You really only need to mark the inches along the outside but I found it helped keep my folds straight by ruling right across

Fold your beginning inch into thirds bringing up the fold to the ruled line as below:

Pin it and continue with other inch marks, excluding the outer inches.

Now do the same folding, perpendicular to your original folds.

I found that pressing each third was more helpful seeing as this direction was a bit tougher/stronger than the first folds. (remember: Glass head pins, plastic head pins will melt under your iron)

Check your block is 3 inches x 3 inches.
If it's too small, stretch your tightest folds and press again.
If it's too big, tighten your widest fold/s until you're better off. Press.
Now baste about 3/8 inch from outside edge and remove your pins

Right sides together, make some semi circle petals. I purposely made mine different shapes, print directions, and sizes.
Remember, nothing in nature is perfect, forgive yourself for dodgy bits on this project.

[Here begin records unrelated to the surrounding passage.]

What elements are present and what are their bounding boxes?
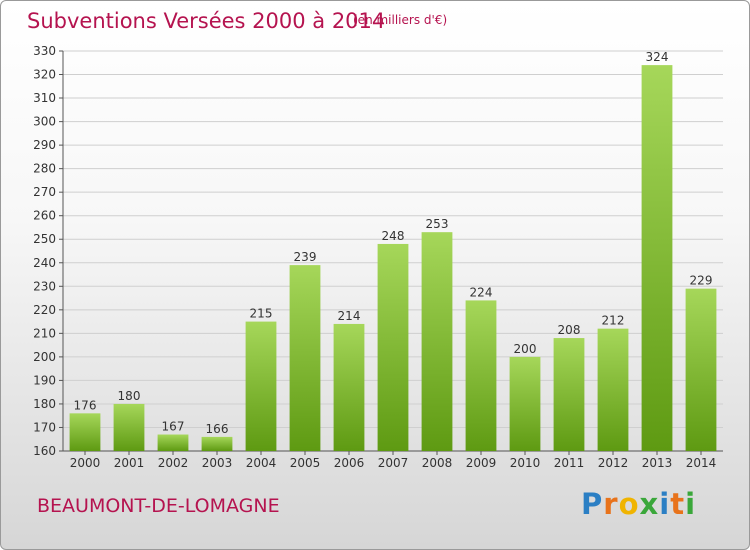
data-label: 176 <box>74 398 97 412</box>
bar <box>113 403 145 451</box>
logo-letter: i <box>685 487 697 521</box>
data-label: 324 <box>646 50 669 64</box>
data-label: 167 <box>162 420 185 434</box>
data-label: 212 <box>602 314 625 328</box>
x-tick-label: 2014 <box>686 456 717 470</box>
bar <box>465 300 497 451</box>
x-tick-label: 2008 <box>422 456 453 470</box>
x-tick-label: 2001 <box>114 456 145 470</box>
bar-chart: 160 170 180 190 200 210 220 230 240 250 260 270 280 2… <box>33 44 723 470</box>
logo-letter: t <box>670 487 686 521</box>
logo-letter: o <box>618 487 640 521</box>
city-name: BEAUMONT-DE-LOMAGNE <box>37 495 280 517</box>
logo-letter: r <box>603 487 619 521</box>
y-tick-label: 300 <box>33 115 56 129</box>
y-tick-label: 330 <box>33 44 56 58</box>
data-label: 229 <box>690 274 713 288</box>
logo-letter: i <box>659 487 671 521</box>
y-tick-label: 190 <box>33 373 56 387</box>
y-tick-label: 170 <box>33 420 56 434</box>
data-label: 180 <box>118 389 141 403</box>
data-label: 208 <box>558 323 581 337</box>
x-tick-label: 2003 <box>202 456 233 470</box>
x-tick-label: 2011 <box>554 456 585 470</box>
x-tick-label: 2012 <box>598 456 629 470</box>
data-label: 239 <box>294 250 317 264</box>
data-label: 224 <box>470 285 493 299</box>
y-tick-label: 260 <box>33 209 56 223</box>
y-tick-label: 270 <box>33 185 56 199</box>
y-tick-label: 250 <box>33 232 56 246</box>
bar <box>289 265 321 451</box>
x-tick-label: 2006 <box>334 456 365 470</box>
y-tick-label: 290 <box>33 138 56 152</box>
bar <box>157 434 189 451</box>
x-tick-label: 2004 <box>246 456 277 470</box>
data-label: 215 <box>250 307 273 321</box>
bar <box>69 413 101 451</box>
bar <box>421 232 453 451</box>
logo-letter: x <box>639 487 660 521</box>
bar <box>509 356 541 451</box>
x-tick-label: 2009 <box>466 456 497 470</box>
chart-subtitle: (en milliers d'€) <box>353 13 448 27</box>
y-tick-label: 180 <box>33 397 56 411</box>
y-tick-label: 230 <box>33 279 56 293</box>
labels: 160 170 180 190 200 210 220 230 240 250 260 270 280 2… <box>33 44 716 470</box>
proxiti-logo[interactable]: Proxiti <box>581 487 696 521</box>
bar <box>597 328 629 451</box>
data-label: 200 <box>514 342 537 356</box>
bar <box>201 436 233 451</box>
y-tick-label: 240 <box>33 256 56 270</box>
bars <box>69 65 717 451</box>
y-tick-label: 160 <box>33 444 56 458</box>
bar <box>641 65 673 451</box>
chart-title: Subventions Versées 2000 à 2014 <box>27 9 386 33</box>
data-label: 253 <box>426 217 449 231</box>
x-tick-label: 2002 <box>158 456 189 470</box>
logo-letter: P <box>581 487 604 521</box>
x-tick-label: 2000 <box>70 456 101 470</box>
y-tick-label: 220 <box>33 303 56 317</box>
y-tick-label: 310 <box>33 91 56 105</box>
x-tick-label: 2013 <box>642 456 673 470</box>
bar <box>685 288 717 451</box>
x-tick-label: 2005 <box>290 456 321 470</box>
data-label: 166 <box>206 422 229 436</box>
y-tick-label: 280 <box>33 162 56 176</box>
y-tick-label: 320 <box>33 68 56 82</box>
x-tick-label: 2010 <box>510 456 541 470</box>
y-tick-label: 200 <box>33 350 56 364</box>
data-label: 214 <box>338 309 361 323</box>
x-tick-label: 2007 <box>378 456 409 470</box>
y-tick-label: 210 <box>33 326 56 340</box>
bar <box>245 321 277 451</box>
bar <box>377 243 409 451</box>
bar <box>553 338 585 451</box>
bar <box>333 323 365 451</box>
data-label: 248 <box>382 229 405 243</box>
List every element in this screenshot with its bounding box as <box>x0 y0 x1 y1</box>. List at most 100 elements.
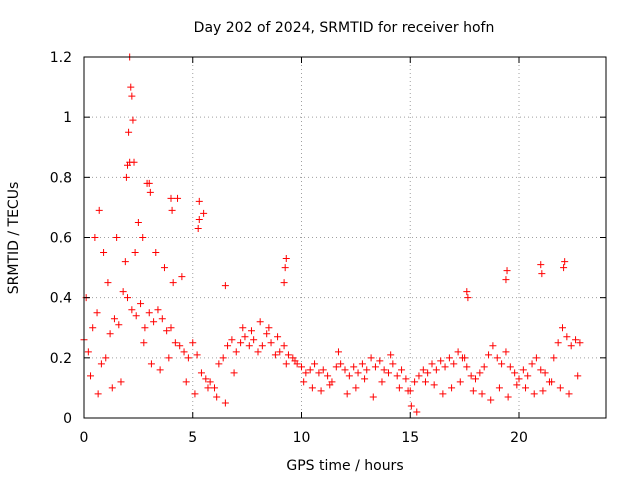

Cut them out and then turn them through (no photo of them just turned through until next instruction).
If you've sewn curves before you'll be tempted to notch the curves but I didn't do it on mine because I wanted the petals to be odd shapes and with volume.

Now pin your petals to your basted centre block, raw edges out.
I used five petals, and even made one go around a corner to try and get some depth

FYI Flipside below: You'll likely have a bucketload of pins in by this stage.

Sew over your original basting to secure the petals. Trim your block again.

First border: Cut two of 1.5inch by 3inch strips and sew to your centre block as below. Press.
Seam: 1.4inch this time & from here onwards, hiding all your basting in the seam.

Cut your next two border pieces to 5.5 inches long and sew to the sides. Press.

Second border: Cut two of 3inch by 5.5in and sew to the outer edges per below. Press. (Here is where I purposely selected the large print to be at one corner of my block)

Cut two of 3inch by 8.5 inch strips and sew to complete the block. Check measurements and trim if necessary.

Pin your petals out of the way, and unfurl your folds.

Pinch the centre of your block and spin as many times as you can in one direction to reveal the rose.

Secure with hand stitches. I found it difficult to keep the block flat at this stage, be mindful not to pull your stitches too tight, or you could try some type of interfacing (suggestions welcome in comments box!)

Use your thread to sew the edges of your petal to the first border, keeping in mind you may want to bend them into shape before deciding where to stitch.

And there you have it!

For more origami flowers and fabric folding, check out Rebecca Wat's "Fantastic Fabric Folding: Innovative Quilting Projects"

1 comment:

  1. This is a VERY cool block! Thanks for sharing!